Dass die Siebenbürger Sachsen in Nordamerika unsere Traditionen weiterleben, liege an ihrem Willen und ihrer Heimatverbundenheit. Den dafür geeigneten Rahmen schafften die Ehrenamtlichen der Landsmannschaft und ATS, wofür Fabritius herzlich dankte.

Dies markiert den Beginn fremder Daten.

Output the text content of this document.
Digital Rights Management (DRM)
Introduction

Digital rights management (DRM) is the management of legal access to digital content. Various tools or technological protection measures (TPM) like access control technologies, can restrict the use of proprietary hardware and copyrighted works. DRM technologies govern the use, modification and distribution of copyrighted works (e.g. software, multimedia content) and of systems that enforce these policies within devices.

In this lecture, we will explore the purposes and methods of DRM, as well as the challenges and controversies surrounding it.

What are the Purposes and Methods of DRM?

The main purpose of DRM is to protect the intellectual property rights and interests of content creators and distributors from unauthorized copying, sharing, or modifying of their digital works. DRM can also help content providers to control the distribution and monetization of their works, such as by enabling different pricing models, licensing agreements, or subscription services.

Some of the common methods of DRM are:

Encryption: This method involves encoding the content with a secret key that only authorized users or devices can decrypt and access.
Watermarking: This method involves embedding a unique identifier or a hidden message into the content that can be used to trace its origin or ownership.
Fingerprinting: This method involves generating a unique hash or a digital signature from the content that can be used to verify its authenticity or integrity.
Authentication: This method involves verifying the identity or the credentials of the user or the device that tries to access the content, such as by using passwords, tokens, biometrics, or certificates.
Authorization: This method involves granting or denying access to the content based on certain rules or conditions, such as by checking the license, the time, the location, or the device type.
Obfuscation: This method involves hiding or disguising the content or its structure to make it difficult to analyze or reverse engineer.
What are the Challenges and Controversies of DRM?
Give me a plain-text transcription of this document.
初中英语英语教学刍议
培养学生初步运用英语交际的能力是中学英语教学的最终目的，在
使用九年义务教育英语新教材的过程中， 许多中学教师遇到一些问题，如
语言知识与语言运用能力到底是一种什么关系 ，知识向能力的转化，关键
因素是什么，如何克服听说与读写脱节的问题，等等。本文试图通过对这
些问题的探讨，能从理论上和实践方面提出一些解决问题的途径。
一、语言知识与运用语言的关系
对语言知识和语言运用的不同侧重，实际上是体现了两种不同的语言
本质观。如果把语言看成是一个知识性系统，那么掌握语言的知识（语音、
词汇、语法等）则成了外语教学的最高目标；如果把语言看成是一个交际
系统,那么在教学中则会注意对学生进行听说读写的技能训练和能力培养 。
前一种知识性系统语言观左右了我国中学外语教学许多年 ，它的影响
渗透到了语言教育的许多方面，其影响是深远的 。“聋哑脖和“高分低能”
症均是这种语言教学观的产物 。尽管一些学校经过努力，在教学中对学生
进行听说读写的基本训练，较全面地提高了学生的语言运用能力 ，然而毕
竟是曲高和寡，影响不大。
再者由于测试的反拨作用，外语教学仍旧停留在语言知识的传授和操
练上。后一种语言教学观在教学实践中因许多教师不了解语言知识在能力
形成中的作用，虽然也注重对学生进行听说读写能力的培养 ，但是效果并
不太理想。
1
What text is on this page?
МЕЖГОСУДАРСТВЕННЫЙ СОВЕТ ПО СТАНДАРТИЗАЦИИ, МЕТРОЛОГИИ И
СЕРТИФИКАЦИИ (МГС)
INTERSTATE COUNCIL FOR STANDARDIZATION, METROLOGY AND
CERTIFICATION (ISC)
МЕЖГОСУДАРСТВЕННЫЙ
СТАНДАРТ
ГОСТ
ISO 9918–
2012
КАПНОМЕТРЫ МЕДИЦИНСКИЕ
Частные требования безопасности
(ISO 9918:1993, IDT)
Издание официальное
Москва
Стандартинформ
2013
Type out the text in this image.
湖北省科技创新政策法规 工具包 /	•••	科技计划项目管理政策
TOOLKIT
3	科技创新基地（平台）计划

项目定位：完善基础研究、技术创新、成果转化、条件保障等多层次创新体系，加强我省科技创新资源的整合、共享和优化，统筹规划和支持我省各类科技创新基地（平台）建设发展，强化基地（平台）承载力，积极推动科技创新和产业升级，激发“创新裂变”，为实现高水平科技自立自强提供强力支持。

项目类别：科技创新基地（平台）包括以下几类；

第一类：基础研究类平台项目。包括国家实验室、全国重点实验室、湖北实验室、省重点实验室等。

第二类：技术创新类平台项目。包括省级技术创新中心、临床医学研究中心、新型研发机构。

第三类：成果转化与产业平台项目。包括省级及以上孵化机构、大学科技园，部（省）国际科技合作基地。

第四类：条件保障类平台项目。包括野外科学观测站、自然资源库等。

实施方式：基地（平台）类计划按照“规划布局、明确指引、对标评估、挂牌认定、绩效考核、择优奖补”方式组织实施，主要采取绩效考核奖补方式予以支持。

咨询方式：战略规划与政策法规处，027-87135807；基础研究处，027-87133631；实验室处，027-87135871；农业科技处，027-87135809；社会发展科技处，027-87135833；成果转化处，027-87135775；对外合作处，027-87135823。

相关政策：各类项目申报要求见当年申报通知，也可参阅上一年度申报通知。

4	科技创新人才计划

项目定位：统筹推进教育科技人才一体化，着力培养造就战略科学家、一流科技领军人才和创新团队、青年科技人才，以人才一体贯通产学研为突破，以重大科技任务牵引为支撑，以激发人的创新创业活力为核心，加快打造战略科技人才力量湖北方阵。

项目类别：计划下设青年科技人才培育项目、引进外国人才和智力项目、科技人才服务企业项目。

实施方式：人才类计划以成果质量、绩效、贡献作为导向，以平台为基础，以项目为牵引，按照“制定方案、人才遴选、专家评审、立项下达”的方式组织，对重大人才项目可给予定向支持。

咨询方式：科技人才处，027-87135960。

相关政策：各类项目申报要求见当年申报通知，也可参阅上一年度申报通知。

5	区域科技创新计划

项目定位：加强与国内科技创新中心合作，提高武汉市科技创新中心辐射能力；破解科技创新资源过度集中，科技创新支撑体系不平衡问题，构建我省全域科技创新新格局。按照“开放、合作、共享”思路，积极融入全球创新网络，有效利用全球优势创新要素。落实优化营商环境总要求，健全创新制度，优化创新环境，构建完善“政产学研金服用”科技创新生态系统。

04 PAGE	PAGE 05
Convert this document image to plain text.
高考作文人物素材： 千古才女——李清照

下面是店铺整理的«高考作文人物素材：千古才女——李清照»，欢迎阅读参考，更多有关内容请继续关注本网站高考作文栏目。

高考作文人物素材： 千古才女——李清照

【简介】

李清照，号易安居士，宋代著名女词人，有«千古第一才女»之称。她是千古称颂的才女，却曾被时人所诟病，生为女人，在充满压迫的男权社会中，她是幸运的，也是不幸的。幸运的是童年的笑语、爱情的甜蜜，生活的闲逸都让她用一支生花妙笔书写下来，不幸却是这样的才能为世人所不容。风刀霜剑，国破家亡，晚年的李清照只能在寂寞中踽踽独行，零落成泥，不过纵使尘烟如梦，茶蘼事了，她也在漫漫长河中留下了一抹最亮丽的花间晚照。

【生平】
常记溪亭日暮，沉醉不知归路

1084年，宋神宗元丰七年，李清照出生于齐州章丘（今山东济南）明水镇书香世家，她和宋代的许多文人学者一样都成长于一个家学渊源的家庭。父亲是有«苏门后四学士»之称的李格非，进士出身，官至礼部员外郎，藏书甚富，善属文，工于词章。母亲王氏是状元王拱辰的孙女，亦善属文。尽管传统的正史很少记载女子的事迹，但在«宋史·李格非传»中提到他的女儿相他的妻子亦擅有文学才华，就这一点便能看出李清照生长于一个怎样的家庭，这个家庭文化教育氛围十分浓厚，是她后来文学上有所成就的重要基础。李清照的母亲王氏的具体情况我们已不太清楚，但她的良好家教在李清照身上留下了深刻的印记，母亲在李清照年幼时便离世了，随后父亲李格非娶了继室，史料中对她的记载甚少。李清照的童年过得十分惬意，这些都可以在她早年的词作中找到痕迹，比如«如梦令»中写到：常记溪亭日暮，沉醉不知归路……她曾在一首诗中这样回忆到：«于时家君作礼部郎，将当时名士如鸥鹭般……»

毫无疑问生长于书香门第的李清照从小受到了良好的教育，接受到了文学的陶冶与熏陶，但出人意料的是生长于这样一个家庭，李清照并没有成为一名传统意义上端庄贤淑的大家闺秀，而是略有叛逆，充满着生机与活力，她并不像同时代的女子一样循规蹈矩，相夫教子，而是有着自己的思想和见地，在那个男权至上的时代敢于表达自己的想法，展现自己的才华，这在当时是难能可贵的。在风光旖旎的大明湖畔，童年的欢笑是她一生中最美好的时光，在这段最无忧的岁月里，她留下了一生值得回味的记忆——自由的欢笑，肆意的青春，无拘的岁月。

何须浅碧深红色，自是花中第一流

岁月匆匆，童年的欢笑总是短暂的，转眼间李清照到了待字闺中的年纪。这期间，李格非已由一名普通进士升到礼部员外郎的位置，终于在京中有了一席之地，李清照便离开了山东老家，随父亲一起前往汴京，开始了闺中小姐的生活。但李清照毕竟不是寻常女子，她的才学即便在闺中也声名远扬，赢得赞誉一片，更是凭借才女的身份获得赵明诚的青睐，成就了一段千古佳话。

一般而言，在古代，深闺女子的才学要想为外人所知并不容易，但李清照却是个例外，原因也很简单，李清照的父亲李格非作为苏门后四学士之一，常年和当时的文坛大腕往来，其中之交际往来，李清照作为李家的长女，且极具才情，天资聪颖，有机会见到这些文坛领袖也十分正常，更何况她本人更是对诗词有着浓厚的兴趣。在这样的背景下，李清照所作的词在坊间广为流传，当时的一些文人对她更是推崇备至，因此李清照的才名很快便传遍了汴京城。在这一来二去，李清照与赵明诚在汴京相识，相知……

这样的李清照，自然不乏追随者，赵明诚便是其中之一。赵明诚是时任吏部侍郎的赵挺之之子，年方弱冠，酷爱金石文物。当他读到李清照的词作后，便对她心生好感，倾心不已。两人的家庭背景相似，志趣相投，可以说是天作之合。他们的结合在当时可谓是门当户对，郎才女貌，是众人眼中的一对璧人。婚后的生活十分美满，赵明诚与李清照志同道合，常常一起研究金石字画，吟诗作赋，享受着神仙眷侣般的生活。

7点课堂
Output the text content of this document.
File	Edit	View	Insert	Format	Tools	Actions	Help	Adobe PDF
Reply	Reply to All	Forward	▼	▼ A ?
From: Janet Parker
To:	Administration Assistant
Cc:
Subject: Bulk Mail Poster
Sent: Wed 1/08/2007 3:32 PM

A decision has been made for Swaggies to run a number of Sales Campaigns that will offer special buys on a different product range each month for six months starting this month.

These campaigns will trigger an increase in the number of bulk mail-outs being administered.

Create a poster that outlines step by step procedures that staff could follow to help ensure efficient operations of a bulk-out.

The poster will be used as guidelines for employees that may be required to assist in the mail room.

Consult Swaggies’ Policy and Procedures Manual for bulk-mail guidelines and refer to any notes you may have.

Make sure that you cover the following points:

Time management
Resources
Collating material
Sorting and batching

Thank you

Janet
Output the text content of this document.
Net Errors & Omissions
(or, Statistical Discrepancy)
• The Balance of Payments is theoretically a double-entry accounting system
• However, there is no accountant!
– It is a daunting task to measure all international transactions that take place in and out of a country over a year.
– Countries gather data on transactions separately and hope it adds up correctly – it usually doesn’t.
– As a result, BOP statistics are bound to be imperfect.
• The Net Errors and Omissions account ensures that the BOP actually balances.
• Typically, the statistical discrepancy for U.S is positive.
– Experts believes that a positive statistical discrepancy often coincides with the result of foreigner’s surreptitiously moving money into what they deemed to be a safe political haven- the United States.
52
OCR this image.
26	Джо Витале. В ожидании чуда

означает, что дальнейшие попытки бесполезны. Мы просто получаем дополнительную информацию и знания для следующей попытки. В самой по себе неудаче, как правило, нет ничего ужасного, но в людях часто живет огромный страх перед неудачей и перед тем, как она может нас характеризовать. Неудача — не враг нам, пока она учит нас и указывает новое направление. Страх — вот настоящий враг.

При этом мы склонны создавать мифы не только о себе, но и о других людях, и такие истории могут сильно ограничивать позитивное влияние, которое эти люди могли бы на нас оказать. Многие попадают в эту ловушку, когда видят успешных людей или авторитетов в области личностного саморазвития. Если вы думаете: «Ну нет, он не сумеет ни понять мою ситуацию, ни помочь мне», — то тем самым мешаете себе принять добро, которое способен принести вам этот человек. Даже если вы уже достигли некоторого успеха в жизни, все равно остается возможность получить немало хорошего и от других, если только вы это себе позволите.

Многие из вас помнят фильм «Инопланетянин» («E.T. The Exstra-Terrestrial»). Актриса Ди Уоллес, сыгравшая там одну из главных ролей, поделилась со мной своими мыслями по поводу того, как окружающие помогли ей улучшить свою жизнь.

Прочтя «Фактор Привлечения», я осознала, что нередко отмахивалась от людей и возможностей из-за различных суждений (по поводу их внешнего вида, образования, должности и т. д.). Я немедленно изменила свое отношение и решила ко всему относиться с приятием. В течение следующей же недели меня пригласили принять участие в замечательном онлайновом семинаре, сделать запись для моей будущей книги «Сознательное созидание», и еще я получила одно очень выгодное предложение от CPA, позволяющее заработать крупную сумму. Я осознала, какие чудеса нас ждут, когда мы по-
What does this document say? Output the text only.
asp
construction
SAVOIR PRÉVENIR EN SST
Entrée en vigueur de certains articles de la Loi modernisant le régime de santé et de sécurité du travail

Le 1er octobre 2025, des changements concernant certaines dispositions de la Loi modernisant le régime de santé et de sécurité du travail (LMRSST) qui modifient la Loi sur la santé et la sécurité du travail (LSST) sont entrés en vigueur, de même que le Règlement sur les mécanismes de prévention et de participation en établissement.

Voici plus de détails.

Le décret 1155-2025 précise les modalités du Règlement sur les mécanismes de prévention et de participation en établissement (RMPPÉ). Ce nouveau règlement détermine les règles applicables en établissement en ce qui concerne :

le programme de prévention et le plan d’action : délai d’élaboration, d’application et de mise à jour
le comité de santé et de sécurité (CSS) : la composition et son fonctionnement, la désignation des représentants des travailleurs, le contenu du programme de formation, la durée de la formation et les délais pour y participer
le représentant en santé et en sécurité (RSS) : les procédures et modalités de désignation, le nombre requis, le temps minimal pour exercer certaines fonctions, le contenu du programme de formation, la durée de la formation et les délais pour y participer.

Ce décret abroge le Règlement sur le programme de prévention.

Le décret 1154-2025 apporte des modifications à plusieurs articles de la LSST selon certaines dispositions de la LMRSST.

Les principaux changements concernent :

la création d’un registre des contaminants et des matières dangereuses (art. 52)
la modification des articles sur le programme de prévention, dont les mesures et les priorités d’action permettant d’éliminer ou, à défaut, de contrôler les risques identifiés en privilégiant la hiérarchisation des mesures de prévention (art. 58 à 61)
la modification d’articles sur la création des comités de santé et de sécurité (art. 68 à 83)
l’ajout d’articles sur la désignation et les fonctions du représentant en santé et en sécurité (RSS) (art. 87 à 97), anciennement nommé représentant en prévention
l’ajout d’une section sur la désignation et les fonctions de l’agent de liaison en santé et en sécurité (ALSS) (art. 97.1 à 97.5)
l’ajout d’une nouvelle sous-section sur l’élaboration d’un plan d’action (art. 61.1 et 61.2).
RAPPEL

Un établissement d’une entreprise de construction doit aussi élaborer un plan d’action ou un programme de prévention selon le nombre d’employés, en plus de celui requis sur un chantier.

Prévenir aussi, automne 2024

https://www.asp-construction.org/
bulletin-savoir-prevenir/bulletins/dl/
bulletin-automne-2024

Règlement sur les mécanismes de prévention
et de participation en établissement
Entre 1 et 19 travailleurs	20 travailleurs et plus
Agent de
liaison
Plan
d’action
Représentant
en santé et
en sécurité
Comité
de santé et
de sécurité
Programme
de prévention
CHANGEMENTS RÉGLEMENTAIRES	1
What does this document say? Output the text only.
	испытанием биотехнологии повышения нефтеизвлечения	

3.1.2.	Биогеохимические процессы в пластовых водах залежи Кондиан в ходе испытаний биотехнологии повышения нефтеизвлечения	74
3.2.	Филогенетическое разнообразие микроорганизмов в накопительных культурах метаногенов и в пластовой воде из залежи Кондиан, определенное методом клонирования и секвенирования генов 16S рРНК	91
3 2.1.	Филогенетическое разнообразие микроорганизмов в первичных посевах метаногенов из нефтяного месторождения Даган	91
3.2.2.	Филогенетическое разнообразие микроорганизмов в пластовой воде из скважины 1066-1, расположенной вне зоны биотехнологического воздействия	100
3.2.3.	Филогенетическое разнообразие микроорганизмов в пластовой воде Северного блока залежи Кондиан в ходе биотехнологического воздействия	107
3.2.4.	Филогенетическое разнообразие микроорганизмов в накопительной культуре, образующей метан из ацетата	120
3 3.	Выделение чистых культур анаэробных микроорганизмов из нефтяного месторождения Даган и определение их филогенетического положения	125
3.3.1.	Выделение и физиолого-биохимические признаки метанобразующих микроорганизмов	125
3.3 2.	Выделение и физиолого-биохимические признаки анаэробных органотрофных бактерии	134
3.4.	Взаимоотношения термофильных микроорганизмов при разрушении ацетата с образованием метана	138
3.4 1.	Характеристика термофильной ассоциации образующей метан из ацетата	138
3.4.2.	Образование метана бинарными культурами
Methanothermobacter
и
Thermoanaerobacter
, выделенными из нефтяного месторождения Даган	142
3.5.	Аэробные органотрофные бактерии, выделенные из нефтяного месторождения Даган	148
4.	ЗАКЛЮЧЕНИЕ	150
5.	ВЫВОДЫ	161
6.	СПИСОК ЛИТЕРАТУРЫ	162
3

Die Landsleute in Übersee zeigten vorbildlich, dass das Wesen der Siebenbürger Sachsen auch viele Jahrzehnte nach Verlassen der Heimat nicht verloren gehe. Eine Schlüsselrolle spiele dabei die Sprachpflege: Sie ermögliche den Kindern, Zugang zu unseren Traditionen zu erhalten behalten und damit ein siebenbürgisch-sächsische Selbstverständnis zu entwickeln. Das Motto des Heimattages, „Treue zur Tradition – True To Your Tradition“, zeige auf, in welcher Weise Siebenbürger Sachsen ihr Selbstverständnis sehen: gut integriert in ihrer gegenwärtigen Heimat Kanada und den USA sowie eingebunden in unsere siebenbürgisch-sächsischen Traditionen als ihrer emotionalen Heimat, die weiterhin als wertvoll und identitätsstiftend gilt – dazu gratulierte Dr. Fabritius ausdrücklich. „Aus den Traditionen schöpft man Rückhalt, Beständigkeit und die nötige Ruhe, um den Anforderungen der modernen Zeit gerecht zu werden und auch noch nach Jahrzehnten und möglichst unbegrenzt in die Zukunft hinein Siebenbürger Sachse zu bleiben“, betonte Fabritius.
Die Jugendtanzgruppe aus Kitchener bei ihrer ...
Die Jugendtanzgruppe aus Kitchener bei ihrer Aufführung am Samstag, dem 21. Juni 2009. Foto: Eric Litschel
Im Anschluss überreichte John Werner, assistiert von der diesjährigen Miss Transylvania 2009 Danielle Fritsch die Ehrennadel der Landsmannschaft in Kanada an Helga Dienesch, Martin Heger und Elizabeth Schertzer (Windsor Sachen Klub), Rosemarie Horeth (Aylmer Sachsen Klub) sowie Kathie Dienesch, Jeremy Frim, Alfred Löwrick und John Penteker (Transylvania Klub Kitchener). Sie haben sich um die Erhaltung und Förderung der Kultur, Sitten und Bräuche der Siebenbürger Sachsen in Kanada verdient gemacht.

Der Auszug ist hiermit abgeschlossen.